Serie Mujeres y Cerveza: De maestras cerveceras a brujas

Como já falei no post anterior, a cerveja ainda estava nas mãos das mulheres. Mas o caso de Hildegarda (com sua independência financeira e intelectual como abadessa de um mosteiro), ela era totalmente excepcional. O normal é que a mulher casada não tenha estatuto legal e a mulher solteira…. bem melhor não ser uma mulher solteira. Essa situação de vulnerabilidade os impedia de acessar desenvolvimentos econômicos e tecnológicos. que gradualmente transformou a Europa de uma sociedade agrária em uma sociedade comercial.

A maioria das mulheres europeias continuaram a beber e fazer cerveja (de mulheres germânicos que fabricado em clareiras florestais para evitar invasores do Sacro Império Romano para mulheres inglesas que mantiveram suas tradições até a Revolução Industrial), mas sua situação era cada vez mais precária. ¿E por que ficavam fazendo cerveja em casa? Era uma questão de sobrevivência para a família, esta bebida caseira ainda era menos perigosa que a água e mais nutritiva. E se sobrou um pouco, foi vendido. Mas as licenças ficaram em nome dos maridos. Assim, continuaram trabalhando, mas o produto não era mais deles. E o dinheiro que deu também.

De maestras cerveceras a brujas

E assim fomos da Idade das Trevas ao Renascimento. Durante este tempo, a Inquisição se espalhou por toda a Europa, e uma onda de fanatismo religioso matou milhares de pessoas, a grande maioria mulheres (só na Alemanha, entre 1500 e 1782, 25.000 mulheres acusadas de bruxaria foram executadas). Era muito fácil acusá-lo de bruxaria: se você colheu ervas para acalmar a dor no estômago, com certeza era um bruxo. Se você morasse sozinho, certamente seria uma bruxa. Se você soubesse transformar a água suja em um líquido delicioso adicionando ervas e com certas receitas…. você quase certamente era uma bruxa.
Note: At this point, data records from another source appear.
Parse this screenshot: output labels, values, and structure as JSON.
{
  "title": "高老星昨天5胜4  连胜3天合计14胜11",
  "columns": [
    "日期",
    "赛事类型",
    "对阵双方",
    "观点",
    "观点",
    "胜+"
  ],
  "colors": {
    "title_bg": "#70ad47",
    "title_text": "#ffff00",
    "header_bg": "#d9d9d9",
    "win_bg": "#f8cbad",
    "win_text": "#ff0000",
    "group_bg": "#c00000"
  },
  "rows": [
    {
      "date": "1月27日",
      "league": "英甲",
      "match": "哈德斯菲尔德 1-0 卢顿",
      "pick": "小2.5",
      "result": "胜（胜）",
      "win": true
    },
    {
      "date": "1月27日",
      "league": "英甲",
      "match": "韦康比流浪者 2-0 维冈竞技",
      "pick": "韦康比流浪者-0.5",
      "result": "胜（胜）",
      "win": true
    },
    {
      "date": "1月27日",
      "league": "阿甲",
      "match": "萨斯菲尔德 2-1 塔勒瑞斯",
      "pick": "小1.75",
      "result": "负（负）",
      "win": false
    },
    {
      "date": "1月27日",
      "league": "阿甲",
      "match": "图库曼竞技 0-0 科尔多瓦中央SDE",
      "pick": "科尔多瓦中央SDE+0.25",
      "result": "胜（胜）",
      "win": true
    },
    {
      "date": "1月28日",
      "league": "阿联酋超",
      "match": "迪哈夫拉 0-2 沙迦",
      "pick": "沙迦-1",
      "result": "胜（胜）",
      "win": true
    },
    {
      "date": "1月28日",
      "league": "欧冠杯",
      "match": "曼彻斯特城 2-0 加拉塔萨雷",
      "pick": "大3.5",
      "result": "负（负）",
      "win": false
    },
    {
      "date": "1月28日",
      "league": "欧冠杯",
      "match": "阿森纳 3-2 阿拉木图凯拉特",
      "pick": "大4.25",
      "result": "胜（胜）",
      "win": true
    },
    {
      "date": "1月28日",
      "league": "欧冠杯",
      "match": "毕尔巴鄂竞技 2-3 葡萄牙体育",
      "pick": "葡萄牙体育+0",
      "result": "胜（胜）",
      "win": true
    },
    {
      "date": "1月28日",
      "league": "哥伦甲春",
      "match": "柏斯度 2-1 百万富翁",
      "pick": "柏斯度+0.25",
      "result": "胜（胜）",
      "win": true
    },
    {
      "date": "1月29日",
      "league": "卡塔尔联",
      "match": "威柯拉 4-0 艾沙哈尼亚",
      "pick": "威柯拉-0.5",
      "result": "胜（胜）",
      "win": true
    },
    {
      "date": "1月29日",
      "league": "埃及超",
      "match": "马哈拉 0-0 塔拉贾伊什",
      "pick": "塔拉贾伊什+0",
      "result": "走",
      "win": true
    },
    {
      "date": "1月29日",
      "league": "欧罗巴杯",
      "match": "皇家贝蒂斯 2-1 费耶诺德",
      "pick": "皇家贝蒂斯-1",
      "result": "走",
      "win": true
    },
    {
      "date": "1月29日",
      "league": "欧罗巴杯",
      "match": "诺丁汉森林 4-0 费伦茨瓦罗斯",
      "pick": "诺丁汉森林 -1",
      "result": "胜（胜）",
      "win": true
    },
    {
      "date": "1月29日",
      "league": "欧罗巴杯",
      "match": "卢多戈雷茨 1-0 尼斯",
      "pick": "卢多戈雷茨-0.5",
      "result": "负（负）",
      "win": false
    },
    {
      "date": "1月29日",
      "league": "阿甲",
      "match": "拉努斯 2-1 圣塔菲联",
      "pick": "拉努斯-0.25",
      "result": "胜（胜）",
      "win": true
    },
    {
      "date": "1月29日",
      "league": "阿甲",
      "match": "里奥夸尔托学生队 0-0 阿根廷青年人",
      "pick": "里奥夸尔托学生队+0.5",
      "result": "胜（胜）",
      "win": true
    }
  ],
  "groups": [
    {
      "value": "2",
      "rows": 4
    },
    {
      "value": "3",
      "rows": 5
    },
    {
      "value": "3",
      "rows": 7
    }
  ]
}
E é daí que vem a estreita relação entre a cerveja e a caça às bruxas. 

Vamos recapitular: Naquela época, eram as mulheres que produziam a cerveja em grandes caldeirões espumantes em suas cozinhas, elas frequentemente tinham gatos para manter os ratos que comiam os grãos longe Indicavam que naquela casa se vendia cerveja pendurando uma vassoura na porta e quando iam ao mercado usavam um grande chapéu pontudo para ser visto acima da multidão ... te parece alguma coisa?

De maestras cerveceras a brujas

Caldeirões, chapéus pontudos, vassouras, gatos ... as mulheres da cerveja são a fonte de alguns dos mais famosos estereótipos de bruxaria.  Embora não se conheça nenhum registro da inquisição em que a produção de cerveja seja diretamente acusada, as mulheres foram acusadas de fazer misturas que alteraram a consciência e as intoxicaram, para realizar covens e abusar dos homens. E o cúmulo da ironia é quando essas mulheres foram acusadas de serem as culpadas pelo estrago da cerveja. 

“Em uma cultura onde a cerveja define parte do caráter nacional, a questão de quem controla a bebida é primordial”observa um escritor do Instituto Alemão da Cerveja. Acusar as mulheres de feitiçaria permitiu aos homens o controle absoluto do setor. Eles construíram cervejarias de produção e formaram guildas de comércio internacional, onde só poderia haver homens. Em 1700, as mulheres europeias pararam de fabricar cerveja.